The disarray means that partners at institutional firms could be more likely to pass over founders who they have no prior relationship with, because it’s too much to handle right now, Shah said.

“This is why I feel existing relationships will increase in value,” Shah recently wrote in an essay on his website. “Psychologically, it is much easier for a VC to gain conviction in writing a check when he/she already knows the CEO, some team members, and so forth.”

He added that check size matters. It’s going to be harder to convince an investor who the founder doesn’t know to write a check for $15 million for an oversize early round, than it is to collect smaller checks at the seed stage. A venture firm has to decide if its reserves would be better spent funding and reinforcing its existing portfolio.

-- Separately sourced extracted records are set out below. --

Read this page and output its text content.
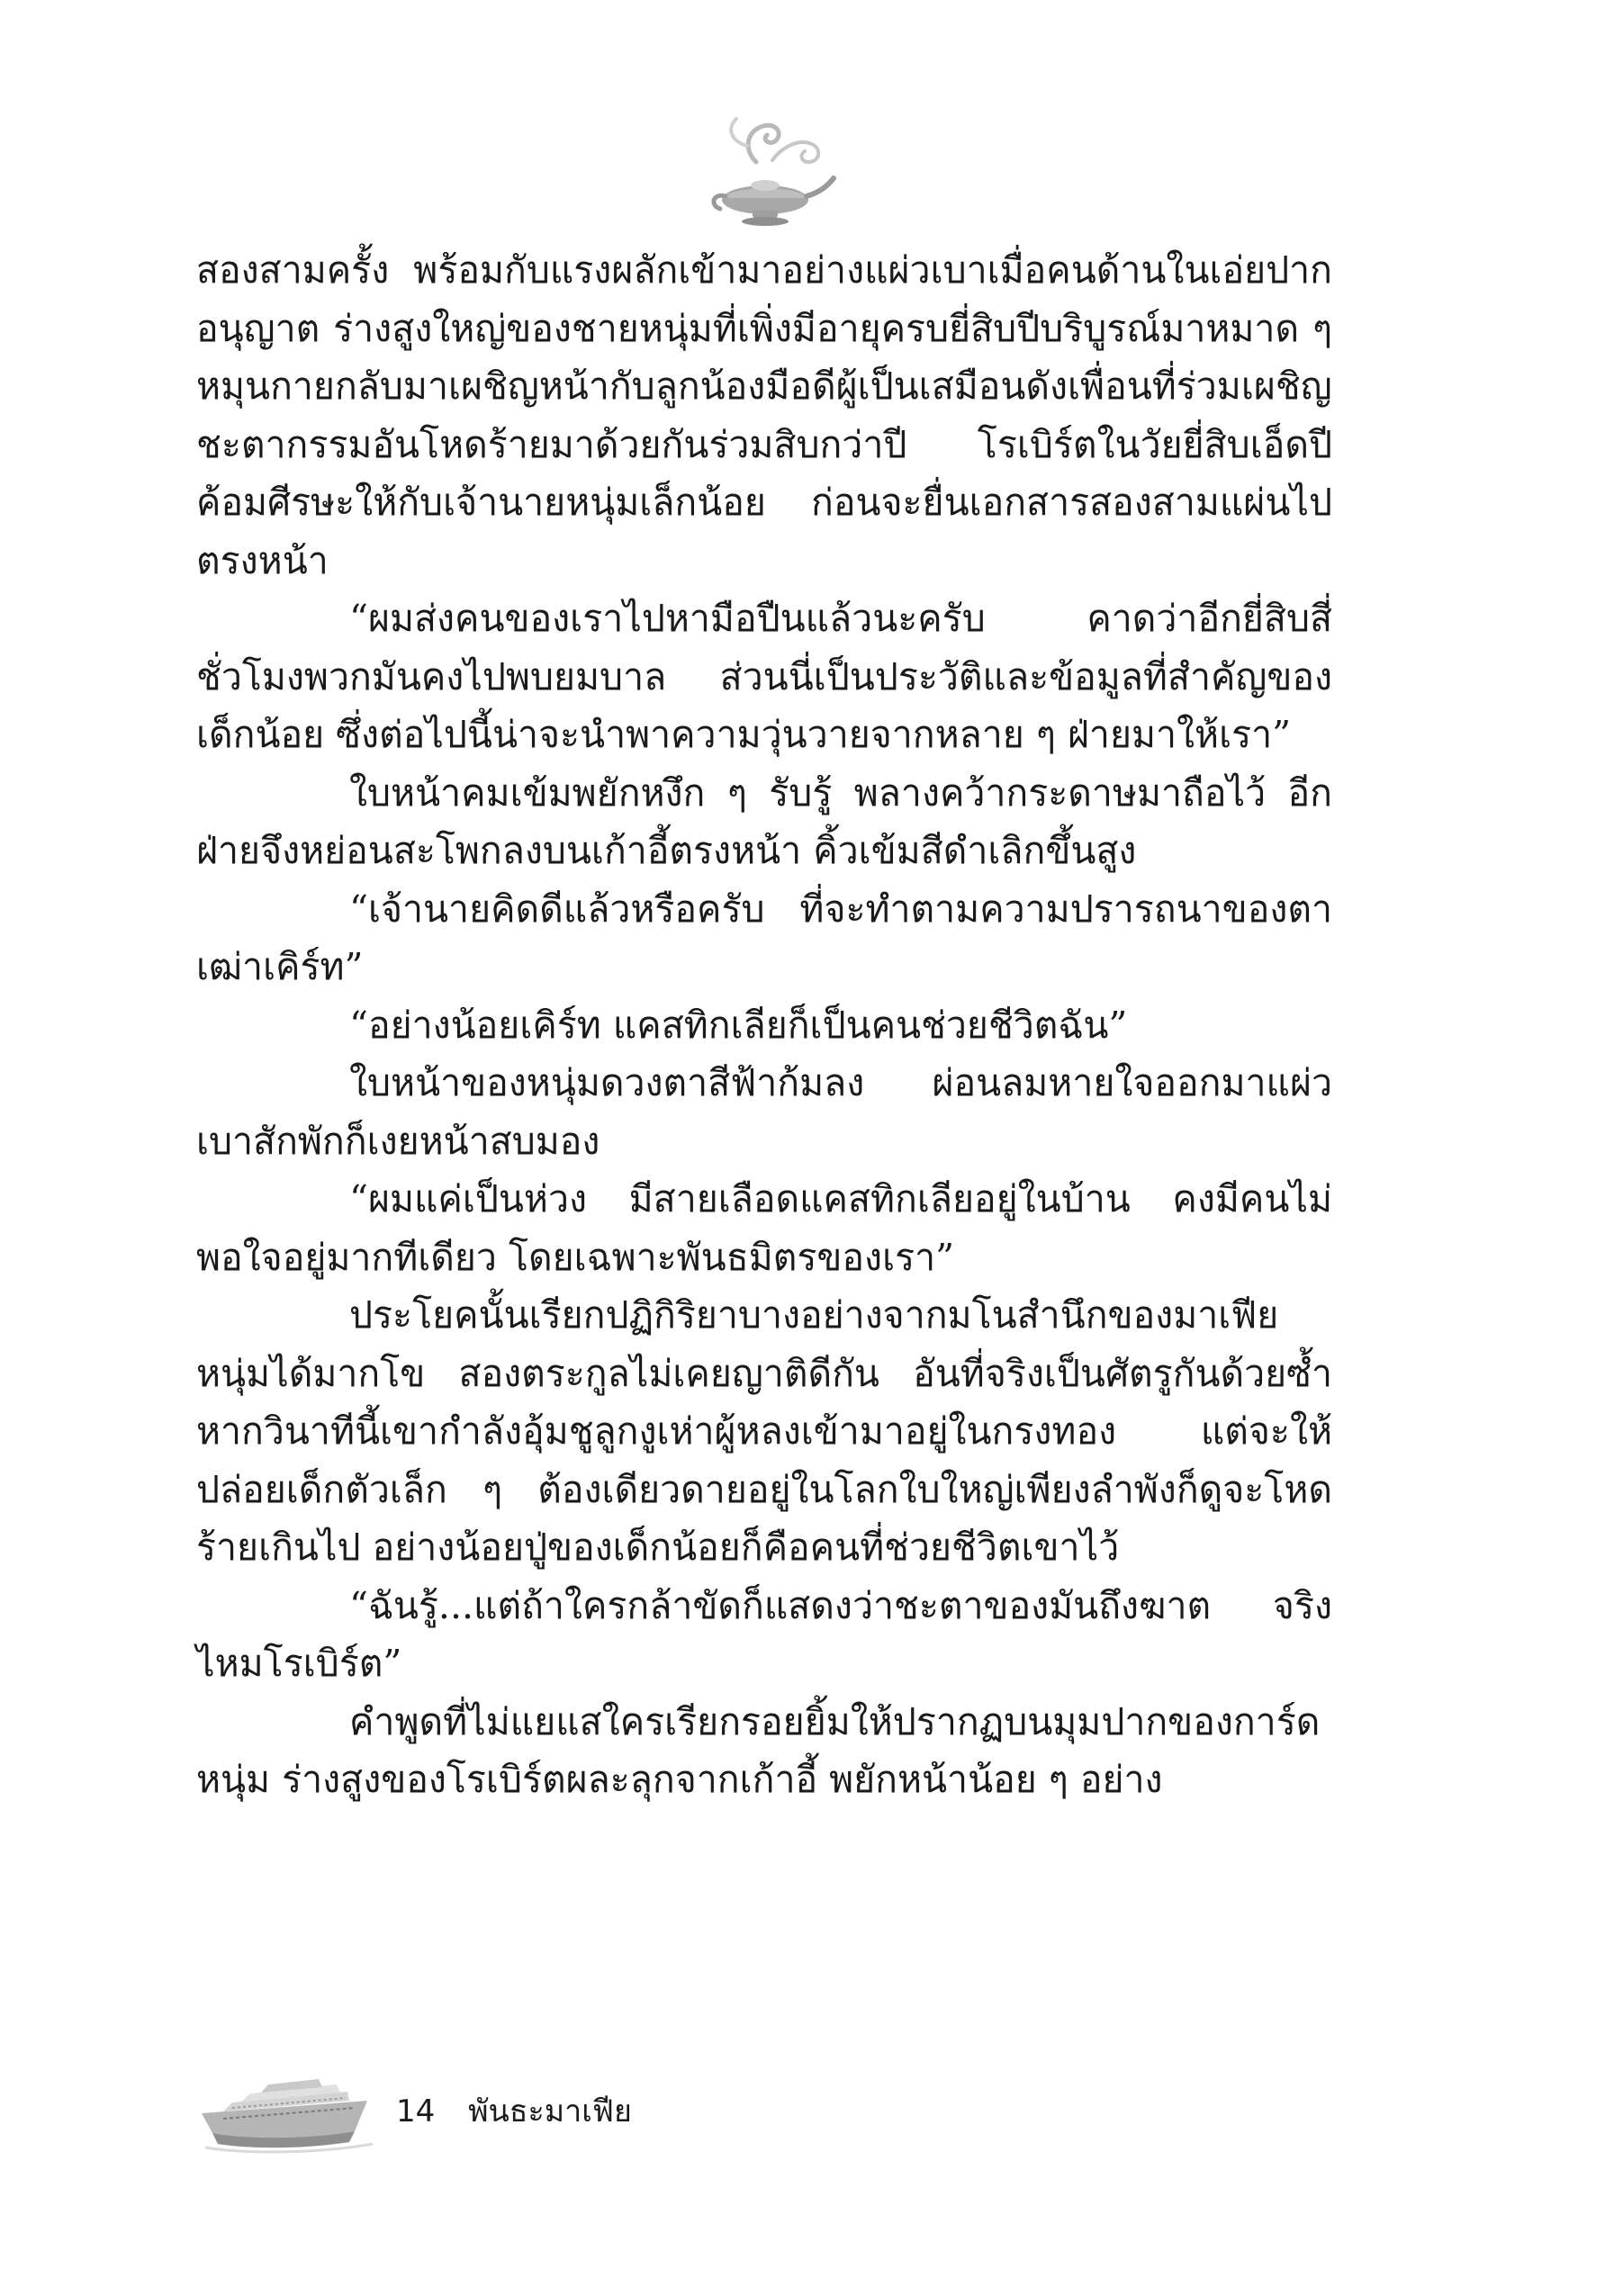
สองสามครั้ง พร้อมกับแรงผลักเข้ามาอย่างแผ่วเบาเมื่อคนด้านในเอ่ยปากอนุญาต ร่างสูงใหญ่ของชายหนุ่มที่เพิ่งมีอายุครบยี่สิบปีบริบูรณ์มาหมาด ๆ หมุนกายกลับมาเผชิญหน้ากับลูกน้องมือดีผู้เป็นเสมือนดังเพื่อนที่ร่วมเผชิญชะตากรรมอันโหดร้ายมาด้วยกันร่วมสิบกว่าปี โรเบิร์ตในวัยยี่สิบเอ็ดปีค้อมศีรษะให้กับเจ้านายหนุ่มเล็กน้อย ก่อนจะยื่นเอกสารสองสามแผ่นไปตรงหน้า

“ผมส่งคนของเราไปหามือปืนแล้วนะครับ คาดว่าอีกยี่สิบสี่ชั่วโมงพวกมันคงไปพบยมบาล ส่วนนี่เป็นประวัติและข้อมูลที่สำคัญของเด็กน้อย ซึ่งต่อไปนี้น่าจะนำพาความวุ่นวายจากหลาย ๆ ฝ่ายมาให้เรา”

ใบหน้าคมเข้มพยักหงึก ๆ รับรู้ พลางคว้ากระดาษมาถือไว้ อีกฝ่ายจึงหย่อนสะโพกลงบนเก้าอี้ตรงหน้า คิ้วเข้มสีดำเลิกขึ้นสูง

“เจ้านายคิดดีแล้วหรือครับ ที่จะทำตามความปรารถนาของตาเฒ่าเคิร์ท”

“อย่างน้อยเคิร์ท แคสทิกเลียก็เป็นคนช่วยชีวิตฉัน”

ใบหน้าของหนุ่มดวงตาสีฟ้าก้มลง ผ่อนลมหายใจออกมาแผ่วเบาสักพักก็เงยหน้าสบมอง

“ผมแค่เป็นห่วง มีสายเลือดแคสทิกเลียอยู่ในบ้าน คงมีคนไม่พอใจอยู่มากทีเดียว โดยเฉพาะพันธมิตรของเรา”

ประโยคนั้นเรียกปฏิกิริยาบางอย่างจากมโนสำนึกของมาเฟียหนุ่มได้มากโข สองตระกูลไม่เคยญาติดีกัน อันที่จริงเป็นศัตรูกันด้วยซ้ำ หากวินาทีนี้เขากำลังอุ้มชูลูกงูเห่าผู้หลงเข้ามาอยู่ในกรงทอง แต่จะให้ปล่อยเด็กตัวเล็ก ๆ ต้องเดียวดายอยู่ในโลกใบใหญ่เพียงลำพังก็ดูจะโหดร้ายเกินไป อย่างน้อยปู่ของเด็กน้อยก็คือคนที่ช่วยชีวิตเขาไว้

“ฉันรู้...แต่ถ้าใครกล้าขัดก็แสดงว่าชะตาของมันถึงฆาต จริงไหมโรเบิร์ต”

คำพูดที่ไม่แยแสใครเรียกรอยยิ้มให้ปรากฏบนมุมปากของการ์ดหนุ่ม ร่างสูงของโรเบิร์ตผละลุกจากเก้าอี้ พยักหน้าน้อย ๆ อย่าง

14 พันธะมาเฟีย
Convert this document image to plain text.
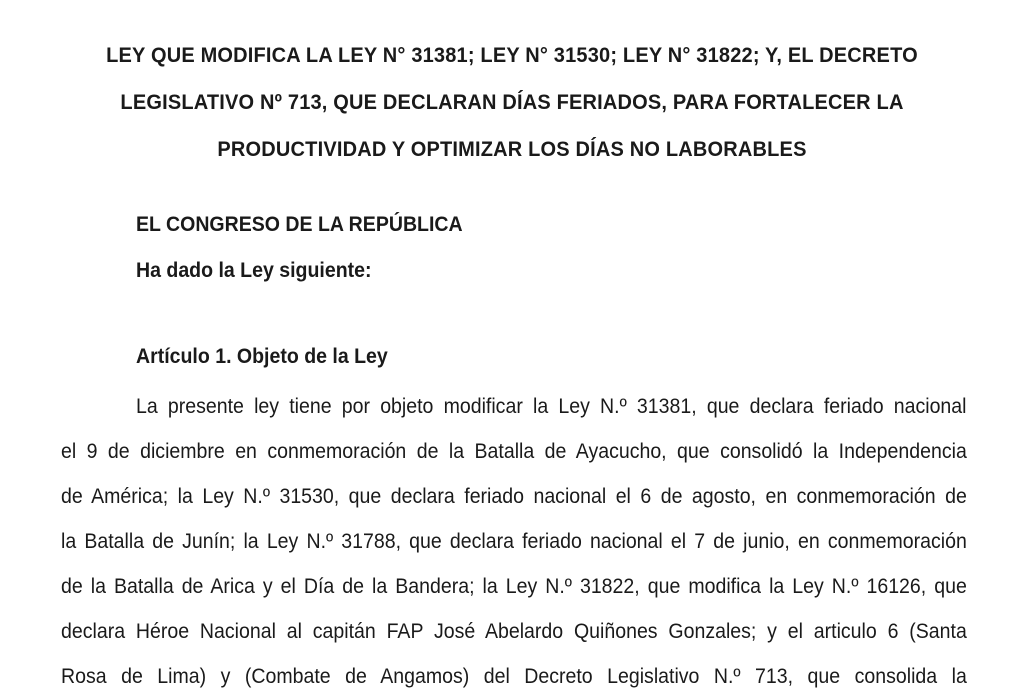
LEY QUE MODIFICA LA LEY N° 31381; LEY N° 31530; LEY N° 31822; Y, EL DECRETO
LEGISLATIVO Nº 713, QUE DECLARAN DÍAS FERIADOS, PARA FORTALECER LA
PRODUCTIVIDAD Y OPTIMIZAR LOS DÍAS NO LABORABLES
EL CONGRESO DE LA REPÚBLICA
Ha dado la Ley siguiente:
Artículo 1. Objeto de la Ley
La presente ley tiene por objeto modificar la Ley N.º 31381, que declara feriado nacional
el 9 de diciembre en conmemoración de la Batalla de Ayacucho, que consolidó la Independencia
de América; la Ley N.º 31530, que declara feriado nacional el 6 de agosto, en conmemoración de
la Batalla de Junín; la Ley N.º 31788, que declara feriado nacional el 7 de junio, en conmemoración
de la Batalla de Arica y el Día de la Bandera; la Ley N.º 31822, que modifica la Ley N.º 16126, que
declara Héroe Nacional al capitán FAP José Abelardo Quiñones Gonzales; y el articulo 6 (Santa
Rosa de Lima) y (Combate de Angamos) del Decreto Legislativo N.º 713, que consolida la
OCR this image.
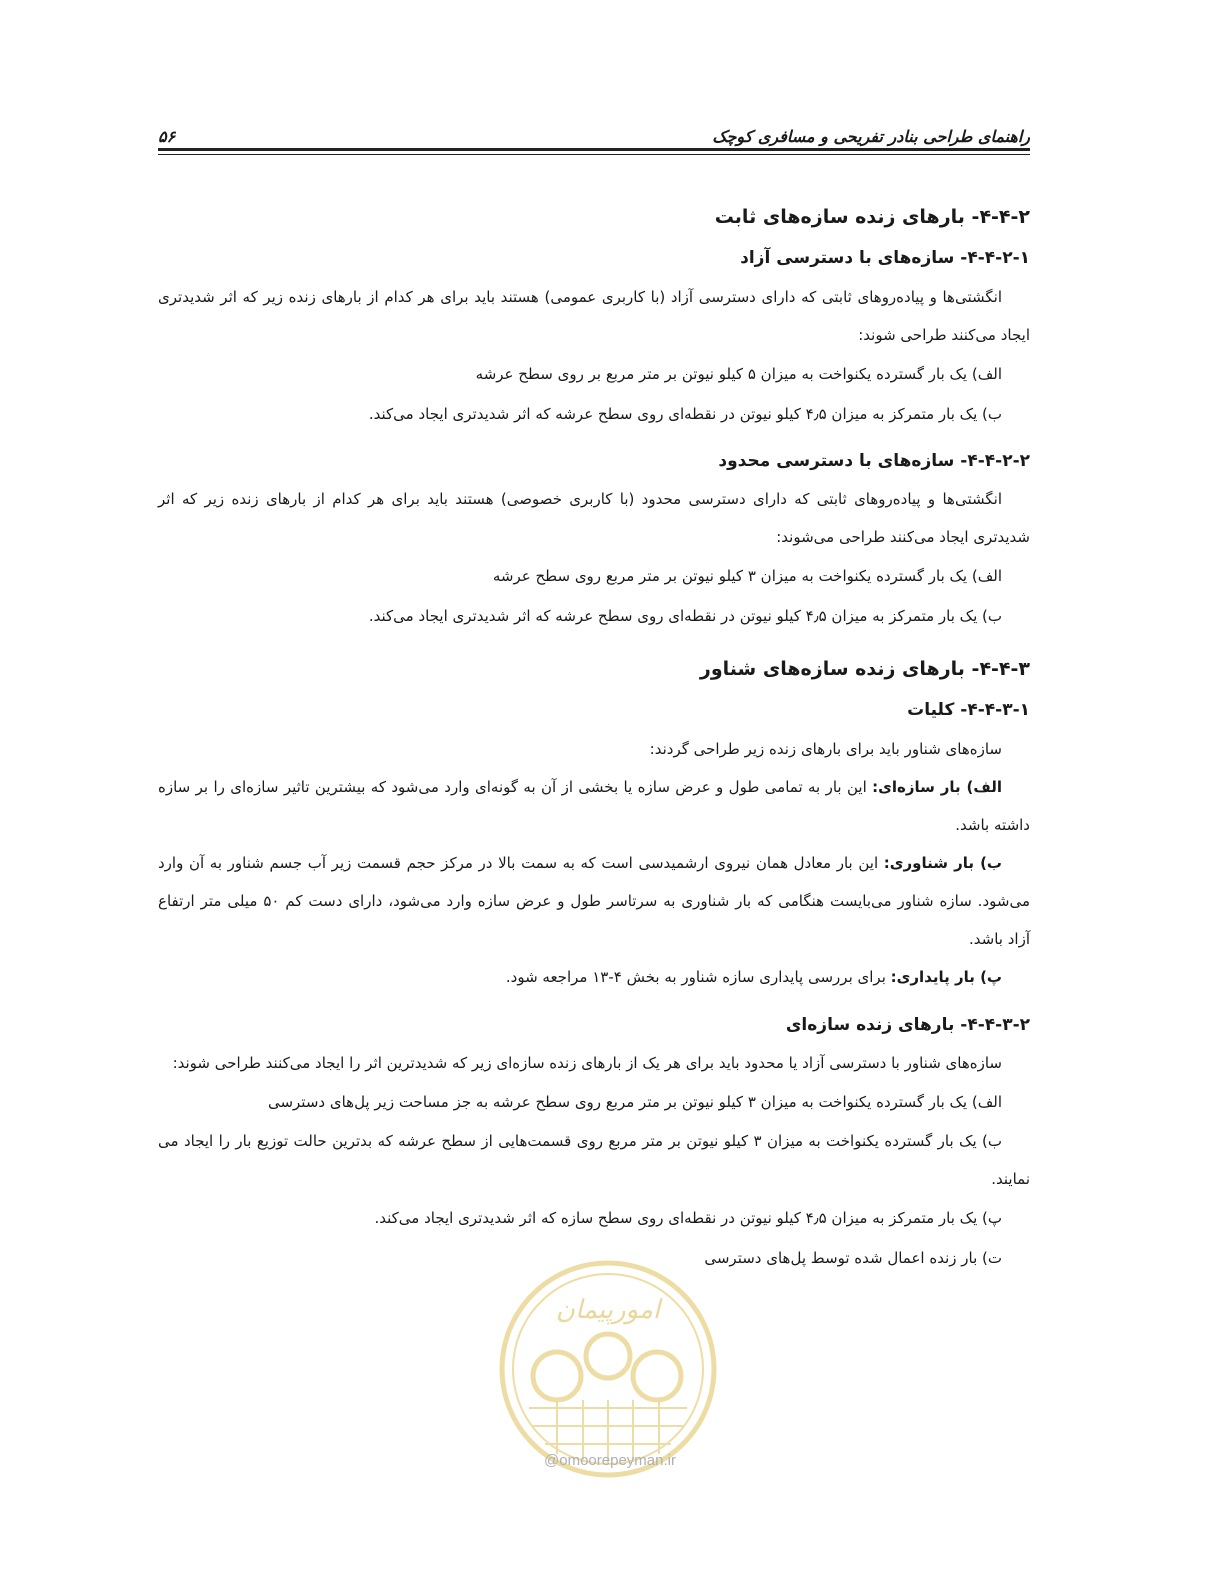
راهنمای طراحی بنادر تفریحی و مسافری کوچک
۵۶
۴-۴-۲- بارهای زنده سازه‌های ثابت
۴-۴-۲-۱- سازه‌های با دسترسی آزاد

انگشتی‌ها و پیاده‌روهای ثابتی که دارای دسترسی آزاد (با کاربری عمومی) هستند باید برای هر کدام از بارهای زنده زیر که اثر شدیدتری ایجاد می‌کنند طراحی شوند:

الف) یک بار گسترده یکنواخت به میزان ۵ کیلو نیوتن بر متر مربع بر روی سطح عرشه

ب) یک بار متمرکز به میزان ۴٫۵ کیلو نیوتن در نقطه‌ای روی سطح عرشه که اثر شدیدتری ایجاد می‌کند.

۴-۴-۲-۲- سازه‌های با دسترسی محدود

انگشتی‌ها و پیاده‌روهای ثابتی که دارای دسترسی محدود (با کاربری خصوصی) هستند باید برای هر کدام از بارهای زنده زیر که اثر شدیدتری ایجاد می‌کنند طراحی می‌شوند:

الف) یک بار گسترده یکنواخت به میزان ۳ کیلو نیوتن بر متر مربع روی سطح عرشه

ب) یک بار متمرکز به میزان ۴٫۵ کیلو نیوتن در نقطه‌ای روی سطح عرشه که اثر شدیدتری ایجاد می‌کند.

۴-۴-۳- بارهای زنده سازه‌های شناور
۴-۴-۳-۱- کلیات

سازه‌های شناور باید برای بارهای زنده زیر طراحی گردند:

الف) بار سازه‌ای: این بار به تمامی طول و عرض سازه یا بخشی از آن به گونه‌ای وارد می‌شود که بیشترین تاثیر سازه‌ای را بر سازه داشته باشد.

ب) بار شناوری: این بار معادل همان نیروی ارشمیدسی است که به سمت بالا در مرکز حجم قسمت زیر آب جسم شناور به آن وارد می‌شود. سازه شناور می‌بایست هنگامی که بار شناوری به سرتاسر طول و عرض سازه وارد می‌شود، دارای دست کم ۵۰ میلی متر ارتفاع آزاد باشد.

پ) بار پایداری: برای بررسی پایداری سازه شناور به بخش ۴-۱۳ مراجعه شود.

۴-۴-۳-۲- بارهای زنده سازه‌ای

سازه‌های شناور با دسترسی آزاد یا محدود باید برای هر یک از بارهای زنده سازه‌ای زیر که شدیدترین اثر را ایجاد می‌کنند طراحی شوند:

الف) یک بار گسترده یکنواخت به میزان ۳ کیلو نیوتن بر متر مربع روی سطح عرشه به جز مساحت زیر پل‌های دسترسی

ب) یک بار گسترده یکنواخت به میزان ۳ کیلو نیوتن بر متر مربع روی قسمت‌هایی از سطح عرشه که بدترین حالت توزیع بار را ایجاد می نمایند.

پ) یک بار متمرکز به میزان ۴٫۵ کیلو نیوتن در نقطه‌ای روی سطح سازه که اثر شدیدتری ایجاد می‌کند.

ت) بار زنده اعمال شده توسط پل‌های دسترسی

امورپیمان
@omoorepeyman.ir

It’s going to take longer to close deals without a relationship

Shah puts in overtime as an investor, holding partner roles at both Lightspeed Venture Partners and his own institutional seed-stage fund, Haystack.

He said he’s not closed off to meeting founders he doesn’t already know.

Haystack is establishing processes for making decisions remotely, which Shah told us might require more diligence than is typical. The firm might ask for more references or reach out to more customers. The extra effort could spread out the time it takes to make an investing decision.

Shah also wants to have a virtual coffee date with the entrepreneur before backing them, the purpose of which is entirely social. It’s not unusual for an investor to grab a meal with a founder near the end of the deals process to get a better sense of their character.

“You can’t really hide at dinner,” he said.